Find the minimum speed at which the same car could negotiate that curve.

Answer to Problem 12.52P

The minimum speed at which the same car could negotiate that curve is $\underset{\_}{78.8\text{mi/h}}$.

Explanation of Solution

Calculation:

Write the general equation of normal force (N) in minimum speed.

$\begin{array}{l}F=-{\mu }_{s}N\\ {\mu }_s=-\frac{F}{N}\end{array}$ (3)

Substitute Equation (1) and (2) in Equation (3).

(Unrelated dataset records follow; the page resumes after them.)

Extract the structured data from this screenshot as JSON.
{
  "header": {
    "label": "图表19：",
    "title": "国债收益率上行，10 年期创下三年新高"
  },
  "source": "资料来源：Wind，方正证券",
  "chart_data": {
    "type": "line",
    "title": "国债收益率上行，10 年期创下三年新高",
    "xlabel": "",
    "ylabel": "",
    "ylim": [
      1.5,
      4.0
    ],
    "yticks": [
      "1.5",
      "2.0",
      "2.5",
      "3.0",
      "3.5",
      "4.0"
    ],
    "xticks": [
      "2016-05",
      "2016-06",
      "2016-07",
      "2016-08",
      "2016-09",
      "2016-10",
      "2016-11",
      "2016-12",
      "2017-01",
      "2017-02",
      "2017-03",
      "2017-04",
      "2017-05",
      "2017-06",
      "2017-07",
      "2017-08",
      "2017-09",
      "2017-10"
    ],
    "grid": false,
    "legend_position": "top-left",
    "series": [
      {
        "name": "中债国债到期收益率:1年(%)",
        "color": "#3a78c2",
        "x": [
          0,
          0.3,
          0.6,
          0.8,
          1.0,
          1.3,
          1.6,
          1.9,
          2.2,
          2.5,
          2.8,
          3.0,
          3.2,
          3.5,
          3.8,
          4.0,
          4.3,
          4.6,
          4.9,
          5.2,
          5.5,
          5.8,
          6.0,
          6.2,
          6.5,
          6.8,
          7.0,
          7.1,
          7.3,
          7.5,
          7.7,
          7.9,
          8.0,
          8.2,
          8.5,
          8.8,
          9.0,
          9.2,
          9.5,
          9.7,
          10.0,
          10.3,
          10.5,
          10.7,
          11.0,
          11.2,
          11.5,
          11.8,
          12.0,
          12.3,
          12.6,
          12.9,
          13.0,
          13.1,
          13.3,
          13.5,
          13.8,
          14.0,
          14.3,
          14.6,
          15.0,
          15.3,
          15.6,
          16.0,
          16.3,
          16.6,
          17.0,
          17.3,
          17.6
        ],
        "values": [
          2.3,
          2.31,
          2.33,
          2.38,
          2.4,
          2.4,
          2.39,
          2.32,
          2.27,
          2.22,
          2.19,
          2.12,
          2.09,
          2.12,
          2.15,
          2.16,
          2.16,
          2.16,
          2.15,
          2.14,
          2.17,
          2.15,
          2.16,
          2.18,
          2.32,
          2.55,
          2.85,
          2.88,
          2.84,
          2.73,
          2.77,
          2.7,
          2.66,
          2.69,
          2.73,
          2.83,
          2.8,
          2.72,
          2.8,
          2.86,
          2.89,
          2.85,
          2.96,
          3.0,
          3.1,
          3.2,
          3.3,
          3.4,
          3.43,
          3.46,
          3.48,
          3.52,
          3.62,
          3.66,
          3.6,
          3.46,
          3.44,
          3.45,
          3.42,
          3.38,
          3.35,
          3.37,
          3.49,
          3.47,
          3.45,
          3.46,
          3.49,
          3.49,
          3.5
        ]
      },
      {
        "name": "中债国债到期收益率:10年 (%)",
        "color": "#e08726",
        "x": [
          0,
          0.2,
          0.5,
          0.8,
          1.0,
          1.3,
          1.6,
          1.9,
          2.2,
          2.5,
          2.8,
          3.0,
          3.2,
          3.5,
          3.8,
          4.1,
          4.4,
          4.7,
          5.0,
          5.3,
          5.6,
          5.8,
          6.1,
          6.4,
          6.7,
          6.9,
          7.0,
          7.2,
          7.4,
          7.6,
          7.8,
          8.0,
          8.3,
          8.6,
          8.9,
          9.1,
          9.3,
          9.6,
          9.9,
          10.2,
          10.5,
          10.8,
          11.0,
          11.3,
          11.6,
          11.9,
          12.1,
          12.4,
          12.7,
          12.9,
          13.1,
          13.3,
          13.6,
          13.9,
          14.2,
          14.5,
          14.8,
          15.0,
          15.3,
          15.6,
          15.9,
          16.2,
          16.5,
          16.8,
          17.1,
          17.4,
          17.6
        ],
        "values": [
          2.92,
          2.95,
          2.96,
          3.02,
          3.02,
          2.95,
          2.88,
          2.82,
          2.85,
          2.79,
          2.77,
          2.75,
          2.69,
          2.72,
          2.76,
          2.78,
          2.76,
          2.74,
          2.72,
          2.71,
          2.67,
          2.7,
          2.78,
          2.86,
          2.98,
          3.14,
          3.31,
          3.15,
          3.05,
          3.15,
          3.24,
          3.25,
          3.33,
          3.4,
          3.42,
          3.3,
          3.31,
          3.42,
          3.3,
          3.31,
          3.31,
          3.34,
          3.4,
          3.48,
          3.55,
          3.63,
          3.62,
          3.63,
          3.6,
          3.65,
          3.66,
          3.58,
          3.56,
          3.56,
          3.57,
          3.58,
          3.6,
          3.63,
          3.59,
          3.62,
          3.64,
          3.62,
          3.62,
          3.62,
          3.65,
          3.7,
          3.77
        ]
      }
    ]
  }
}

$\begin{array}{l}{\mu }_s=-\frac{m\left(\frac{v^2}{\rho }\right)\cos \theta -\left(mg\right)\sin \theta }{m\left(\frac{v^2}{\rho }\right)\sin \theta +\left(mg\right)\cos \theta }\\ {\mu }_s=-\frac{m\left(v^2\cos \theta -\rho g\sin \theta \right)}{m\left(v^2\sin \theta +\rho g\cos \theta \right)}\\ {\mu }_s\left(v^2\sin \theta +\rho g\cos \theta \right)=-\left(v^2\cos \theta -\rho g\sin \theta \right)\\ v^2{\mu }_s\sin \theta +\rho g{\mu }_s\cos \theta =\rho g\sin \theta -v^2\cos \theta \end{array}$

$\begin{array}{l}{v}^2{\mu }_s\sin \theta +v^2\cos \theta =\rho g\sin \theta -\rho g{\mu }_s\cos \theta \\ v^2\left({\mu }_s\sin \theta +\cos \theta \right)=\rho g\left(\sin \theta -{\mu }_s\cos \theta \right)\\ v^2=\frac{\rho g\left(\sin \theta -{\mu }_s\cos \theta \right)}{{\mu }_s\sin \theta +\cos \theta }\end{array}$

Substitute 0.390 for ${\mu }_s$, $43.9°$ for $\theta$, $32.2{\text{ft/s}}^2$ for g, and 1,000 ft for $\rho$.

$\begin{array}{l}{v}^2=\frac{\left(1,000\right)\left(32.2\right)\left(\sin 43.9°-0.390\cos 43.9°\right)}{0.390\sin 43.9°+\cos 43.9°}\\ v=\frac{13,278.85801}{0.990977}\\ v=115.757\text{ft/s}\times \frac{1\text{mi}}{5,280\text{ft}}\times \frac{3,600\text{s}}{1\text{h}}\\ v=78.8\text{mi/h}\end{array}$

Thus, the minimum speed at which the same car could negotiate that curve is $\underset{\_}{78.8\text{mi/h}}$.